Os médicos estão em greve há 11 dias. Na ótica do prefeito João Alves Filho (DEM), os profissionais deveriam agir com mais prudência. Em entrevista ao F5 News, o presidente do Sindicato dos Médicos (Sindimed), João Augusto Oliveira, reagiu à declaração alegando que a imprudência parte da Administração quando não adota medidas para evitar o movimento paredista.
“Tudo isso está sendo causado pelo total desrespeito do prefeito que não está com transparência, respeitabilidade na negociação, não divulga o contracheque, não diz quando vai pagar os salários que deveriam ter entrado ontem, deixou os servidores sem reajuste, e diz que esta em negociação, mas não recebe a categoria”, afirmou João Augusto, destacando que a postura amplia o sentimento de revolta do funcionalismo.
A principal reivindicação dos servidores é o reajuste salarial. Segundo cálculos dos sindicalistas, com a paralisação dos atendimentos, cerca de 15 mil procedimentos não estão sendo feitos por dia. “Na rede de atenção básica e centros de especialidades, os concursados não estão atendendo.
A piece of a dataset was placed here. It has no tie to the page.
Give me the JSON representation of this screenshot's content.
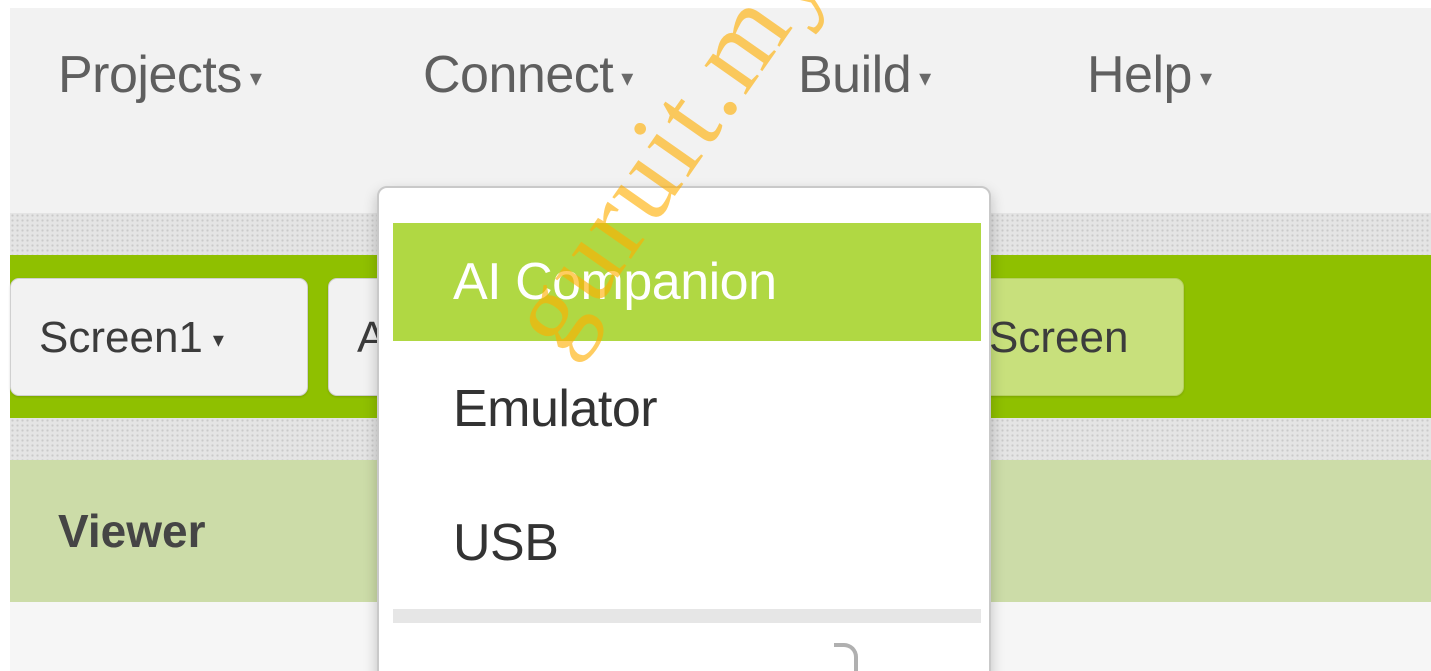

Nas unidades de urgência e emergência (UPA Nestor Piva e Fernando Franco) 50% do efetivo está atendendo, mas 100% presencial”, detalhou Oliveira.
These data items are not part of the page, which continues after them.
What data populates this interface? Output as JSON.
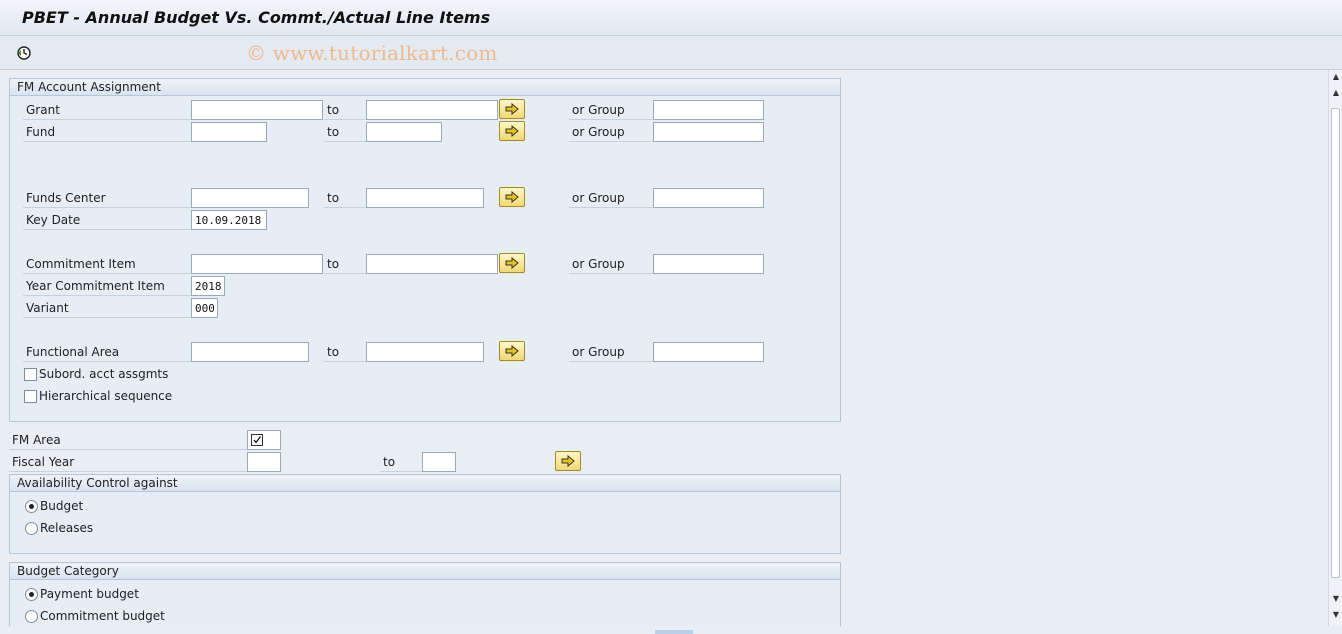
{
  "window": {
    "title": "PBET - Annual Budget Vs. Commt./Actual Line Items"
  },
  "toolbar": {
    "watermark": "© www.tutorialkart.com",
    "execute_icon": "execute-clock-icon"
  },
  "fm_account": {
    "header": "FM Account Assignment",
    "to_label": "to",
    "or_group_label": "or Group",
    "grant": {
      "label": "Grant",
      "from": "",
      "to": "",
      "group": ""
    },
    "fund": {
      "label": "Fund",
      "from": "",
      "to": "",
      "group": ""
    },
    "funds_center": {
      "label": "Funds Center",
      "from": "",
      "to": "",
      "group": ""
    },
    "key_date": {
      "label": "Key Date",
      "value": "10.09.2018"
    },
    "commitment_item": {
      "label": "Commitment Item",
      "from": "",
      "to": "",
      "group": ""
    },
    "year_commitment_item": {
      "label": "Year Commitment Item",
      "value": "2018"
    },
    "variant": {
      "label": "Variant",
      "value": "000"
    },
    "functional_area": {
      "label": "Functional Area",
      "from": "",
      "to": "",
      "group": ""
    },
    "subord": {
      "label": "Subord. acct assgmts",
      "checked": false
    },
    "hierarchical": {
      "label": "Hierarchical sequence",
      "checked": false
    }
  },
  "fm_area": {
    "label": "FM Area",
    "value": ""
  },
  "fiscal_year": {
    "label": "Fiscal Year",
    "from": "",
    "to_label": "to",
    "to": ""
  },
  "availability": {
    "header": "Availability Control against",
    "options": [
      "Budget",
      "Releases"
    ],
    "selected": "Budget"
  },
  "budget_category": {
    "header": "Budget Category",
    "options": [
      "Payment budget",
      "Commitment budget"
    ],
    "selected": "Payment budget"
  },
  "colors": {
    "accent_button": "#f1d874",
    "group_bg": "#e6edf5",
    "watermark": "#f0b98c"
  }
}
Ainda na manhã desta sexta, os servidores realizam uma nova assembleia-geral. O Sindimed informou que representantes da categoria foram novamente impedidos de entrar no prédio do Centro Administrativo.
F5 News procurou a Secretaria da Comunicação da Prefeitura de Aracaju, mas a informação passada foi de que ainda não foi definido se a Administração vai se pronunciar sobre o assunto.